This gives $4\times 9^2 = 324$ equations.

Fixing a variable $x_{i, j, k}$ to $1$ (meaning giving a clue) fixes 29 variables corresponding to $9$ variables $x_{i, j, k'}$, $8$ variables $x_{i', j, k}$, $8$ variables $x_{i, j', k}$, $j\neq j'$, $4$ variables $x_{i', j', k}$, $i'\neq i$, $j'\neq j$, $(i', j')$ in the same square as $(i, j)$.

When fixing $16$ clues, we in fact don't fix $29\times 16$ variables, because some variables are counted multiple times.
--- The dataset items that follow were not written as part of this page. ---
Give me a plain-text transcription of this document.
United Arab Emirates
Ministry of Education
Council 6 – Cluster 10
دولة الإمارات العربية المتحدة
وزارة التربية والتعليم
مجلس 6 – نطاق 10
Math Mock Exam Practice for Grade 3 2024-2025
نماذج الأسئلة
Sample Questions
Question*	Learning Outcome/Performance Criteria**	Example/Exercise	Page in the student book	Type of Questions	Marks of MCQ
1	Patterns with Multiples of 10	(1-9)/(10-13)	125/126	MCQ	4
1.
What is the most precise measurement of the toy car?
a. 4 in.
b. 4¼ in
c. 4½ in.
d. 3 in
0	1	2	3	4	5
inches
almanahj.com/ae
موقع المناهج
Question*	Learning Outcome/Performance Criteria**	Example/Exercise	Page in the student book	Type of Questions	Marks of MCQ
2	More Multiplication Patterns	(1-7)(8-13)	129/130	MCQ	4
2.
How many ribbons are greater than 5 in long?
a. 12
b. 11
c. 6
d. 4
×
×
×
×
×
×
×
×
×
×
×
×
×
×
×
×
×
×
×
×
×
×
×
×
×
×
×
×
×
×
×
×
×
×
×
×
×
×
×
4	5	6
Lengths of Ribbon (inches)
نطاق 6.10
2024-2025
The author shows that we can however upper bound the number of fixed variables by $9\times 29+7\times 23-2 = 420$, leaving at least $729-420 = 309$ non-fixed variables.

Fixing a variable removes the corresponding equation $\sum_{k'=1}^9 x_{i, j, k'}$. by fixing $16$ clues, it leaves us with $324-16 = 308$ equations.

The author then claims that since we have less equations than variables, there can't be a unique solution.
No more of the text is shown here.